«O Barão»
Romance de Branquinho da Fonseca
1098- «O BARÃO»
[Introdução]
“Não gosto de viajar. Mas sou inspector das escolas de
instrução primária e tenho obrigação de correr constantemente todo o País. Ando
no caminho da bela aventura, da sensação nova e feliz, como um cavaleiro
andante. Na verdade lembro-me de alguns momentos agradáveis, de que tenho
saudades, e espero encontrar outros que me deixem novas saudades. É uma
instabilidade de eterna juventude, com perspectivas e horizontes sempre
novos. Mas não gosto de viajar. Talvez só por ser uma obrigação e as
obrigações não darem prazer.
Entusiasmo-me com a beleza das paisagens, que valem como
pessoas, e tive já uma grande curiosidade pelos tipos rácicos, pelos costumes,
e pela diferença de mentalidade do povo de região para região. Num país tão
pequeno, é estranhável tal diversidade. Porém não sou etnógrafo, nem
folclorista, nem estudioso de nenhum desses aspectos e logo me
desinteresso.
Seja pelo que for, não gosto de viajar. Já pensei em pedir a
demissão. Mas é difícil arranjar outro emprego equivalente a este nos
vencimentos. Ganho dois mil escudos e tenho passe nos comboios, além das ajudas
de custo.
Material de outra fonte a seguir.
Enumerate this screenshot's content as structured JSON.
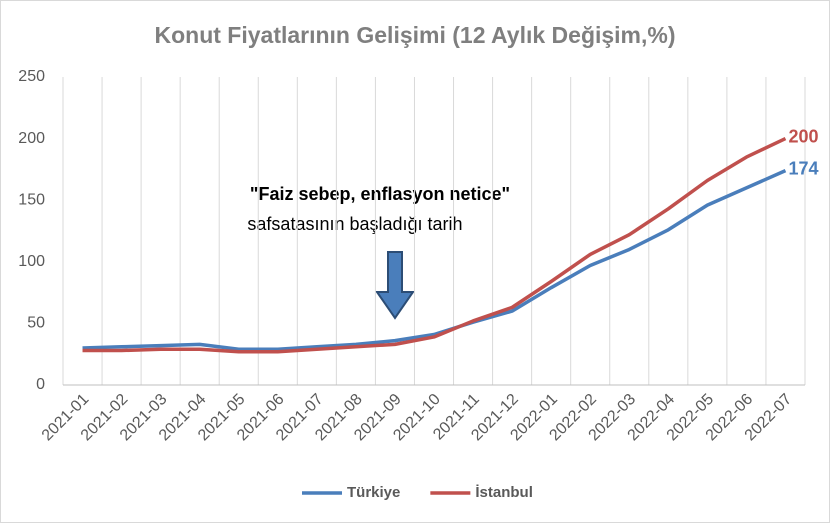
{
  "chart_data": {
    "type": "line",
    "title": "Konut Fiyatlarının  Gelişimi  (12 Aylık Değişim,%)",
    "categories": [
      "2021-01",
      "2021-02",
      "2021-03",
      "2021-04",
      "2021-05",
      "2021-06",
      "2021-07",
      "2021-08",
      "2021-09",
      "2021-10",
      "2021-11",
      "2021-12",
      "2022-01",
      "2022-02",
      "2022-03",
      "2022-04",
      "2022-05",
      "2022-06",
      "2022-07"
    ],
    "series": [
      {
        "name": "Türkiye",
        "color": "#4a7ebb",
        "values": [
          30,
          31,
          32,
          33,
          29,
          29,
          31,
          33,
          36,
          41,
          51,
          60,
          79,
          97,
          110,
          126,
          146,
          160,
          174
        ]
      },
      {
        "name": "İstanbul",
        "color": "#c0504d",
        "values": [
          28,
          28,
          29,
          29,
          27,
          27,
          29,
          31,
          33,
          39,
          52,
          63,
          84,
          106,
          122,
          143,
          166,
          185,
          200
        ]
      }
    ],
    "ylim": [
      0,
      250
    ],
    "yticks": [
      0,
      50,
      100,
      150,
      200,
      250
    ],
    "annotations": [
      "\"Faiz sebep, enflasyon netice\"",
      "safsatasının başladığı tarih"
    ],
    "legend": "bottom"
  }
}
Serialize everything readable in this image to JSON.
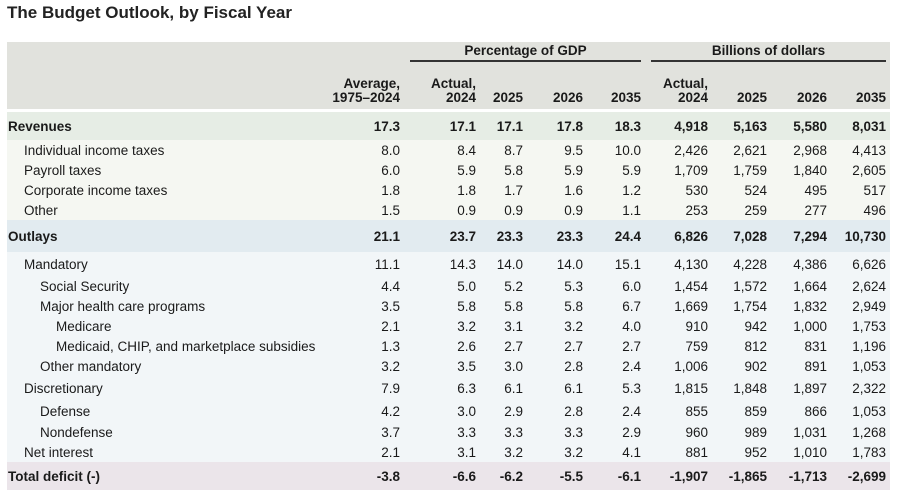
{
  "title": "The Budget Outlook, by Fiscal Year",
  "group_headers": {
    "pct": "Percentage of GDP",
    "bil": "Billions of dollars"
  },
  "columns": [
    [
      "Average,",
      "1975–2024"
    ],
    [
      "Actual,",
      "2024"
    ],
    [
      "",
      "2025"
    ],
    [
      "",
      "2026"
    ],
    [
      "",
      "2035"
    ],
    [
      "Actual,",
      "2024"
    ],
    [
      "",
      "2025"
    ],
    [
      "",
      "2026"
    ],
    [
      "",
      "2035"
    ]
  ],
  "rows": [
    {
      "label": "Revenues",
      "level": 0,
      "style": "rev",
      "values": [
        "17.3",
        "17.1",
        "17.1",
        "17.8",
        "18.3",
        "4,918",
        "5,163",
        "5,580",
        "8,031"
      ]
    },
    {
      "label": "Individual income taxes",
      "level": 1,
      "style": "revi",
      "values": [
        "8.0",
        "8.4",
        "8.7",
        "9.5",
        "10.0",
        "2,426",
        "2,621",
        "2,968",
        "4,413"
      ]
    },
    {
      "label": "Payroll taxes",
      "level": 1,
      "style": "revi",
      "values": [
        "6.0",
        "5.9",
        "5.8",
        "5.9",
        "5.9",
        "1,709",
        "1,759",
        "1,840",
        "2,605"
      ]
    },
    {
      "label": "Corporate income taxes",
      "level": 1,
      "style": "revi",
      "values": [
        "1.8",
        "1.8",
        "1.7",
        "1.6",
        "1.2",
        "530",
        "524",
        "495",
        "517"
      ]
    },
    {
      "label": "Other",
      "level": 1,
      "style": "revi",
      "values": [
        "1.5",
        "0.9",
        "0.9",
        "0.9",
        "1.1",
        "253",
        "259",
        "277",
        "496"
      ]
    },
    {
      "label": "Outlays",
      "level": 0,
      "style": "out",
      "values": [
        "21.1",
        "23.7",
        "23.3",
        "23.3",
        "24.4",
        "6,826",
        "7,028",
        "7,294",
        "10,730"
      ]
    },
    {
      "label": "Mandatory",
      "level": 1,
      "style": "outi",
      "values": [
        "11.1",
        "14.3",
        "14.0",
        "14.0",
        "15.1",
        "4,130",
        "4,228",
        "4,386",
        "6,626"
      ]
    },
    {
      "label": "Social Security",
      "level": 2,
      "style": "outi",
      "values": [
        "4.4",
        "5.0",
        "5.2",
        "5.3",
        "6.0",
        "1,454",
        "1,572",
        "1,664",
        "2,624"
      ]
    },
    {
      "label": "Major health care programs",
      "level": 2,
      "style": "outi",
      "values": [
        "3.5",
        "5.8",
        "5.8",
        "5.8",
        "6.7",
        "1,669",
        "1,754",
        "1,832",
        "2,949"
      ]
    },
    {
      "label": "Medicare",
      "level": 3,
      "style": "outi",
      "values": [
        "2.1",
        "3.2",
        "3.1",
        "3.2",
        "4.0",
        "910",
        "942",
        "1,000",
        "1,753"
      ]
    },
    {
      "label": "Medicaid, CHIP, and marketplace subsidies",
      "level": 3,
      "style": "outi",
      "values": [
        "1.3",
        "2.6",
        "2.7",
        "2.7",
        "2.7",
        "759",
        "812",
        "831",
        "1,196"
      ]
    },
    {
      "label": "Other mandatory",
      "level": 2,
      "style": "outi",
      "values": [
        "3.2",
        "3.5",
        "3.0",
        "2.8",
        "2.4",
        "1,006",
        "902",
        "891",
        "1,053"
      ]
    },
    {
      "label": "Discretionary",
      "level": 1,
      "style": "outi",
      "values": [
        "7.9",
        "6.3",
        "6.1",
        "6.1",
        "5.3",
        "1,815",
        "1,848",
        "1,897",
        "2,322"
      ]
    },
    {
      "label": "Defense",
      "level": 2,
      "style": "outi",
      "values": [
        "4.2",
        "3.0",
        "2.9",
        "2.8",
        "2.4",
        "855",
        "859",
        "866",
        "1,053"
      ]
    },
    {
      "label": "Nondefense",
      "level": 2,
      "style": "outi",
      "values": [
        "3.7",
        "3.3",
        "3.3",
        "3.3",
        "2.9",
        "960",
        "989",
        "1,031",
        "1,268"
      ]
    },
    {
      "label": "Net interest",
      "level": 1,
      "style": "outi",
      "values": [
        "2.1",
        "3.1",
        "3.2",
        "3.2",
        "4.1",
        "881",
        "952",
        "1,010",
        "1,783"
      ]
    },
    {
      "label": "Total deficit (-)",
      "level": 0,
      "style": "tot",
      "values": [
        "-3.8",
        "-6.6",
        "-6.2",
        "-5.5",
        "-6.1",
        "-1,907",
        "-1,865",
        "-1,713",
        "-2,699"
      ]
    }
  ]
}
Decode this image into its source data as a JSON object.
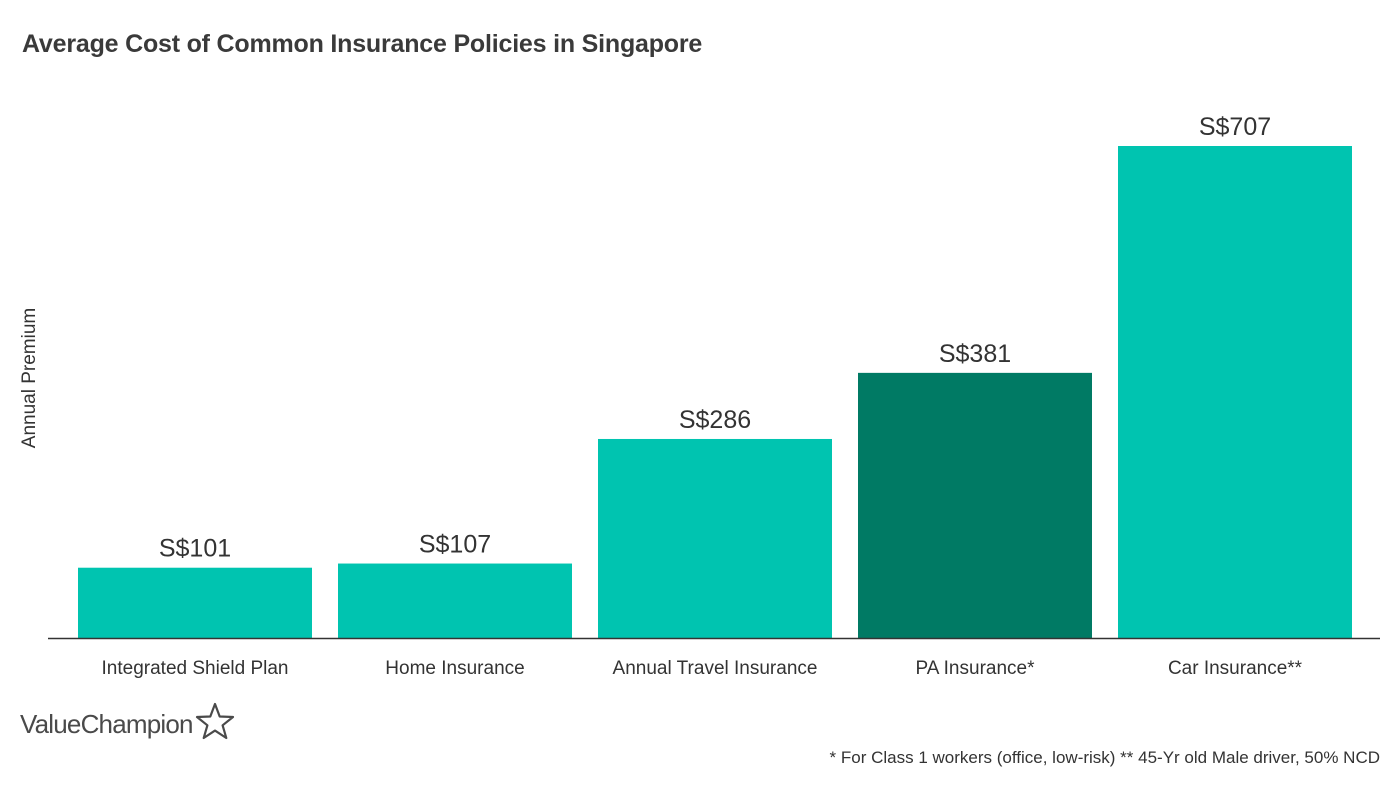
{
  "chart_data": {
    "type": "bar",
    "title": "Average Cost of Common Insurance Policies in Singapore",
    "xlabel": "",
    "ylabel": "Annual Premium",
    "categories": [
      "Integrated Shield Plan",
      "Home Insurance",
      "Annual Travel Insurance",
      "PA Insurance*",
      "Car Insurance**"
    ],
    "values": [
      101,
      107,
      286,
      381,
      707
    ],
    "value_labels": [
      "S$101",
      "S$107",
      "S$286",
      "S$381",
      "S$707"
    ],
    "highlight_index": 3,
    "ylim": [
      0,
      707
    ],
    "grid": false,
    "colors": {
      "bar": "#00c4b0",
      "highlight": "#007a64",
      "axis": "#333333"
    }
  },
  "footnote": "* For Class 1 workers (office, low-risk) ** 45-Yr old Male driver, 50% NCD",
  "brand": {
    "logo_text": "ValueChampion"
  }
}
Como vivo sozinho, é suficiente para as minhas necessidades. Fazer
algumas economias e, durante o mês de licença que o Ministério me dá todos os
anos, poderia ir ao estrangeiro. Mas não vou. Não posso. Durante esse mês quero
estar quieto, parado, preciso de estar o mais parado possível. Acordar todas
essas trinta manhãs no meu quarto! Ver durante trinta dias seguidos a
mesma rua! Ir ao mesmo café, encontrar as
mesmas pessoas!... Se soubessem como é bom! Como dá uma calma interior e
como as ideias adquirem continuidade e nitidez! Para pensar bem é preciso
estar quieto.
Talvez depois também cansasse, mas a natureza exige
certa monotonia. As árvores não podem mexer-se. E os animais só por necessidade
física, de alimento ou de clima, devem sair da sua região. Acerca disto tenho
ideias claras e uma experiência definitiva. É até, talvez, a única coisa sobre
que tenho ideias firmes e uma experiência suficiente. Mas não vou filosofar;
vou contar a minha viagem à serra do Barroso.”